Once the pandemic era began—and thanks to extraordinary efforts by staff at all levels—we facilitated effectively online. And, amid an increased demand for our work, Stacie has led in strengthening policies and systems for staff sustainability; others—notably Ona Ferguson for junior staff and Elizabeth Cooper for DEIJ, have played important complementary roles, with contributions from virtually every staff person at CBI. Despite the extraordinary moment of “policycrisis” that we, the country, and the world are living through, CBI is working well and doing good work in the world. The moment seems well suited for me to step out of management.

A few thoughts about CBI’s future
CBI’s future will require continuing to develop the next generation of Senior Mediators across areas of practice. We’ll also need to innovate both in our approaches to facilitation (especially with regard to meeting technologies) and in the emerging issue areas that our country and the world are likely to face, from the potential collapse of home insurance markets due to climate damage to AI-enabled public decision-making, which could dramatically enhance or undermine equitable stakeholder engagement and collaboration. In a country that’s deeply polarized and likely to remain so for the foreseeable future, we also must continue to manage differences of view on inclusion and equity among conveners and stakeholders.

There may be other, even more significant challenges ahead for all of us, but my crystal ball is too cloudy to make them out. Still, I’m eager, in my ongoing capacity as a practitioner and organizational contributor, to support whatever direction CBI decides to go. For myself, I look forward to not thinking about many management issues that I’ve thought a great deal about for more than 20 years, and devoting more energy to practice in collaboration with others at CBI.

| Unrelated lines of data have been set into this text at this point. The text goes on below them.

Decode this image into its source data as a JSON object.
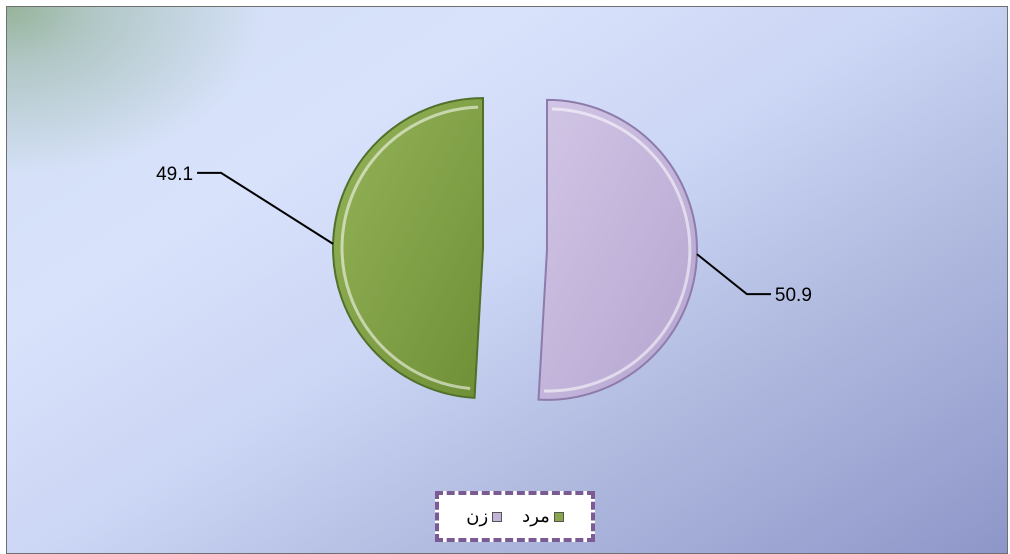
{
  "chart_data": {
    "type": "pie",
    "style": "3d exploded half-circles",
    "slices": [
      {
        "label": "زن",
        "value": 50.9,
        "color": "#c2b3d9"
      },
      {
        "label": "مرد",
        "value": 49.1,
        "color": "#86a64b"
      }
    ],
    "data_labels": [
      "50.9",
      "49.1"
    ],
    "legend": {
      "placement": "bottom",
      "entries": [
        {
          "label": "مرد",
          "color": "#86a64b"
        },
        {
          "label": "زن",
          "color": "#c2b3d9"
        }
      ]
    },
    "colors": {
      "frame_border": "#6f6f6f",
      "legend_border": "#7a5b93",
      "leader_line": "#000000"
    }
  }
}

That said, I’ve had the opportunity to work with managers and leaders at many organizations, and I feel lucky every day that I’ve had those roles at CBI. It hasn’t always been smooth or pretty, but it has been a place where we’ve practiced collaborative leadership with full commitment. The people who’ve come together as staff, management, and Board have created a remarkably positive culture, with real friendships and a high level of mutual trust and respect. Given the landscape around us, that strikes me as quite an accomplishment—and we did it all together.